Place the wings directly on the original baking sheet (or parchment) then sprinkle remaining 1/3 seasoning over all. Use more if you think the wings need more.
Cook the wings for another 10 minutes until they are nice and crispy. If you like, squirt fresh lemon juice over the wings before serving.
Tips for Making the Best Crispy Oven Baked Wings
- Hot oven temperature. This recipe bakes at 400 F because my oven is generally hotter than most. Consider baking your wings at 425 F if you oven is consistently on the cool side.
- Dry the wings with paper towel completely.
- Coat the wings with baking powder.
- Desiccation time. If you have time, place the baking powder coated wings uncovered on a rack in the fridge overnight.
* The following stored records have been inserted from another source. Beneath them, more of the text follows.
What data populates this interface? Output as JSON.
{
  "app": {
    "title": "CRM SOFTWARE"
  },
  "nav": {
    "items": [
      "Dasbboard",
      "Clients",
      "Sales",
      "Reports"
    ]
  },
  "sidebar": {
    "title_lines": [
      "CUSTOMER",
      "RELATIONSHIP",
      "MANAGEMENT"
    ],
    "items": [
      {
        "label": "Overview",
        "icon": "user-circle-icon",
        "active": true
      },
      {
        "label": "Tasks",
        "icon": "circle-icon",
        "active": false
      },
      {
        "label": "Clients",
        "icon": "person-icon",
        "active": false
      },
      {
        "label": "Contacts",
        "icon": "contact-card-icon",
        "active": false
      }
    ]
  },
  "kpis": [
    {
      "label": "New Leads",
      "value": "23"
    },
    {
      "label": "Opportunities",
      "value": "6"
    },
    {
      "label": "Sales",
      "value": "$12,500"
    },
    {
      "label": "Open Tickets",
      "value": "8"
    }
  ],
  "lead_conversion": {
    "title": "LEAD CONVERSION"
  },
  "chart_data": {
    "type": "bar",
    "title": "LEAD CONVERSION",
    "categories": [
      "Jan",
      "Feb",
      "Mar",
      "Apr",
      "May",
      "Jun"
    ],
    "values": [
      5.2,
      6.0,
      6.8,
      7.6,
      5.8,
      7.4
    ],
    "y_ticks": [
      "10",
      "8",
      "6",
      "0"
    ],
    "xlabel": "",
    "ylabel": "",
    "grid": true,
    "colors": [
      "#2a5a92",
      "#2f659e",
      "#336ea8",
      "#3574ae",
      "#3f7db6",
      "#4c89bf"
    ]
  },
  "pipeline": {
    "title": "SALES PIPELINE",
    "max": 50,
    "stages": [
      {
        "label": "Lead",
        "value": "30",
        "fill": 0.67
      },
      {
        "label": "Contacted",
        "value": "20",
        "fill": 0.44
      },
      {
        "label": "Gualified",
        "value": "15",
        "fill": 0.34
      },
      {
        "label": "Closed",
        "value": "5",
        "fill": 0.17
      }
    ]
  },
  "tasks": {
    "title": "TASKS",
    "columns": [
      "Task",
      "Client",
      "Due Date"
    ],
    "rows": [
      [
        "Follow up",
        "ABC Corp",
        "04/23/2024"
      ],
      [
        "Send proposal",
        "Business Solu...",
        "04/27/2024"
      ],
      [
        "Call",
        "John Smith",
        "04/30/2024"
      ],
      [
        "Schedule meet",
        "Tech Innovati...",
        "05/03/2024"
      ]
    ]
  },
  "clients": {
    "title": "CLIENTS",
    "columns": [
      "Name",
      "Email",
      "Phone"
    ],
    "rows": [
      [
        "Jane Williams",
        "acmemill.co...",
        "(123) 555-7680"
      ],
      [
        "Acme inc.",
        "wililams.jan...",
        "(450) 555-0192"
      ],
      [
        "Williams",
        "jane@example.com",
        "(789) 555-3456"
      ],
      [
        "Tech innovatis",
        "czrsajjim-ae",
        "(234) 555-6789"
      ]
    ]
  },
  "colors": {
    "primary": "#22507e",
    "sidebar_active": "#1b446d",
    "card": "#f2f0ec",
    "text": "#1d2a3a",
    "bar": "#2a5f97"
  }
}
- Bake once more after the honey butter sauce. If you love saucy wings, you can skip this last step because the wings are already cooked.
How to Store and Reheat Baked Chicken Wings
These wings are the perfect ‘make ahead’ game day or party appetizer. Once fully cooked and seasoned, allow them to cool to room temperature. Store them in an airtight container (or vac pac) and freeze them for up to six months (four day in a refrigerator).
To Reheat wings from frozen, thaw overnight in the fridge then place on a baking sheet. Reheat in a 350F oven until the internal temperature of the wing reaches 165 F (74 C).
If you have leftovers after the big party…consider throwing the wings out. They are extremely perishable and considered unsafe to eat after even 2 hours at room temperature (68 F or 20 C).